Great. And then maybe just a quick follow-up question. In terms of your expectation if the baseline characteristics of the 66 patients ends up being comparable. Can you just help us understand what you think is a good result in this patient population from a weight loss perspective, particularly given the quite, I guess, substantially different metabolic characteristics of these patients with over 20% liver fat and Hispanic patient population? Just wondering what you guys think is a particularly good result in that patient population from a weight loss perspective? Thanks.

Speaker 3

Well, I think, you hit the nail on the head. This is a distinctly different population from that of the NAFLD population that's continuing the extension from the MOMENTUM trial and the obesity trial. It's a metabolically very ill population with over 4 times the amount of liver fat. And whether or not they're diabetics, they're metabolic, where like diabetics, you don't expect them to lose weight. It’s fairly clear that there is a very important impact of Hispanic ethnicity, as shown in various studies. That population has also been reduced in prevalence by a factor of four. So we look at that NAFLD study and this extension as being what it was suited for, which was to look at a reduction of liver fat. Although we are seeing a reduction in liver weight, it’s not a weight loss study, and it's not our primary readout in weight loss. We suspect that we’ll continue to see improvements in weight loss, but we have not really gauged what that weight loss has to be to predict what we're going to see in MOMENTUM; we think that study stands alone.

Speaker 4

Thank you, guys. I'll drop back in queue.

Operator

Thank you. One moment for our next question. And our next question comes from the line of Yasmeen Rahimi with Piper Sandler. Your line is open. Please go ahead.

Speaker 5

Good morning, team. Thank you for the detailed updates. I have a few questions this morning. To start, regarding the 66 patients from whom we will receive 24-week data, could you clarify how many will be on the drug versus how many will be on placebo? Additionally, for those patients who chose not to continue to the extension, were there specific reasons for that? That's part one and part two of my question. My next question is about the Phase 1b diabetes study that you plan to report on in the first quarter of 2023. Can you explain what insights you hope to gain from this 48-patient study? Do you believe it will provide a definitive answer regarding the glycemic effect of pemvidutide? I'd appreciate your insights on these three questions, and thank you once again for addressing my comments.

Yeah, Scott?

Speaker 3

Yeah. Yasmeen, thanks for the questions. So let me take them one-by-one. We have not unblinded the 106 data. So I can't tell you which patients have continued at each dose. We have no information on that. So I can't give you a snapshot of the continuation rates at each dose or how much of the placebo patients continued versus the reasons per group of the discontinuations. Generally, the discontinuation reasons were administrative; not that the patients discontinued, but you have to realize that patients were recruited for a 12-week study. And regardless of their success, many people simply said, I don't have the ability. Remember, they're coming into the clinic weekly for 12 weeks. They come in weekly for an additional 24 weeks; an additional 12 weeks up to 24 weeks would be an undue burden. Some people just didn't have access to the study. So by and large, it was due to non-safety reasons or non-efficacy reasons that people chose not to continue. Regarding the Phase 1 study that we'll read out in the first quarter of the year, the primary objective of the study is safety. The aim is to show that there are no adverse effects of pemvidutide on blood sugar control, and that's been our base case. We need to demonstrate that going forward and accrue more patients to show that the serum glucose in hemoglobin A1c do not change. Now additional studies will likely be conducted in the future, looking at longer durations to treatment to see the hemoglobin A1c drops. But that's beyond the initial 12 weeks that's planned in that Phase 1 study or the objective of the trial.

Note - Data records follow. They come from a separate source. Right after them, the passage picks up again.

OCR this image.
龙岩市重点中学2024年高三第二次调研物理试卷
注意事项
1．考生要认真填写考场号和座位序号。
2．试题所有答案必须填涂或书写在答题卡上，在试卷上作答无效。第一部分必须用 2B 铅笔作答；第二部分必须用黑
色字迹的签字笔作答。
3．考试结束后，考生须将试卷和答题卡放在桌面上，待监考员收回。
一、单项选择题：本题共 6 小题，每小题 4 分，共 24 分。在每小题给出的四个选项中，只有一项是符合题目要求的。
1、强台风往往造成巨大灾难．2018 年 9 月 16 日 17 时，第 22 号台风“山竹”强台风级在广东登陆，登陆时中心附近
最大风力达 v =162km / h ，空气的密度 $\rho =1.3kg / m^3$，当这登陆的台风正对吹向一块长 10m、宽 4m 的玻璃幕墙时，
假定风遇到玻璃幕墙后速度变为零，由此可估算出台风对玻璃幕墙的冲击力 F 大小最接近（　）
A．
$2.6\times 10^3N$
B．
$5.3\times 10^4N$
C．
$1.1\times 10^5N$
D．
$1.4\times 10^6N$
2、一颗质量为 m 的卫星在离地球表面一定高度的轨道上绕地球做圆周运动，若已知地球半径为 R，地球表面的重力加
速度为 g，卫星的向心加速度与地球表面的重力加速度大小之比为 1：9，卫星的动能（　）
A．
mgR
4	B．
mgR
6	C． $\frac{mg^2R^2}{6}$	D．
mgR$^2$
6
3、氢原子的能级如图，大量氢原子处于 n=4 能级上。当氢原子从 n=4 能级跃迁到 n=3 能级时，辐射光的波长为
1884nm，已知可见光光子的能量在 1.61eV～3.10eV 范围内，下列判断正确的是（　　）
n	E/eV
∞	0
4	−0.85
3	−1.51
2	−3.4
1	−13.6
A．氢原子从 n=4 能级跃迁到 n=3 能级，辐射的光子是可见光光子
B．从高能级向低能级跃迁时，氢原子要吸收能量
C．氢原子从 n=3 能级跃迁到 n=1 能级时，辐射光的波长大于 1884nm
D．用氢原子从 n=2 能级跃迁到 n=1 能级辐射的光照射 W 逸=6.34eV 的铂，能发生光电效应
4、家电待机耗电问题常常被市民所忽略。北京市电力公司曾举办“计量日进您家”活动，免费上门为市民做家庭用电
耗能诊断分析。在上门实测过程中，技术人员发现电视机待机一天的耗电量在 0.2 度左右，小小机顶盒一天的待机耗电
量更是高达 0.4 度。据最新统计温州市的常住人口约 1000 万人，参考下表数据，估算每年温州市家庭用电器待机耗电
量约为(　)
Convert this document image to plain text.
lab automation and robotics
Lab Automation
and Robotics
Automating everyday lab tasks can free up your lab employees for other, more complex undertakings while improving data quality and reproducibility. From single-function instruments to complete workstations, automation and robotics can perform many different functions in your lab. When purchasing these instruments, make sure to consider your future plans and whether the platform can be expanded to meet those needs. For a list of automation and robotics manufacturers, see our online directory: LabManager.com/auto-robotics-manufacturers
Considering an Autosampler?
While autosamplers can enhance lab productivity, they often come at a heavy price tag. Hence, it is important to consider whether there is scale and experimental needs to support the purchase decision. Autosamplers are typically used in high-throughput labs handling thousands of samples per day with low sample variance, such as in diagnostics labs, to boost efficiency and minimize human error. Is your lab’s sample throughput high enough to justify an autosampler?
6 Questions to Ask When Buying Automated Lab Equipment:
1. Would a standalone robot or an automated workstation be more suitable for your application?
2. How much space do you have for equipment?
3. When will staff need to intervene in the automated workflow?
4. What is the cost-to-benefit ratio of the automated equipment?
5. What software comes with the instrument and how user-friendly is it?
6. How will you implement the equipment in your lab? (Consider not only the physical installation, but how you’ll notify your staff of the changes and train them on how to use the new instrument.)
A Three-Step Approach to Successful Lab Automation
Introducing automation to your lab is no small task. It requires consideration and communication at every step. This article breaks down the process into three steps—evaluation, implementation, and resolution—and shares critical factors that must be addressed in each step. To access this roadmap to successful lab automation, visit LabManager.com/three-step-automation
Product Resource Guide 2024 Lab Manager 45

Yes. And just to remind everybody that the 48-week MOMENTUM study is in a non-diabetic study. So that's why it's important to have that separate study, so we can look at specifically in subjects with diabetes. And that's really the reason for that study.

Speaker 5

Great. And then, team, just one quick clarification. I appreciate the baseline demographic details that you gave us for the MOMENTUM, the 100 kilogram, 36 kilograms BMI and the distribution. Is that for the total population or is it for the 100 patients? If you could just clarify that would be helpful, and I'll jump back into the queue.

Speaker 3

That's a great question. Yasmeen, I intended to address this in my opening remarks, so let me reiterate. The information pertains to the entire study population. We don't have specific details about the initial 160 patients involved in the interim analysis at this time. Generally, we acknowledge that population demographics may change during the four to five months of enrollment in the study. It's possible, though not necessarily likely, that the demographics we report in the first quarter of next year might differ slightly. We anticipate this slight variation, but we will clarify that the first 160 subjects may not exhibit these precise characteristics when the data is released, as they can vary throughout the trial.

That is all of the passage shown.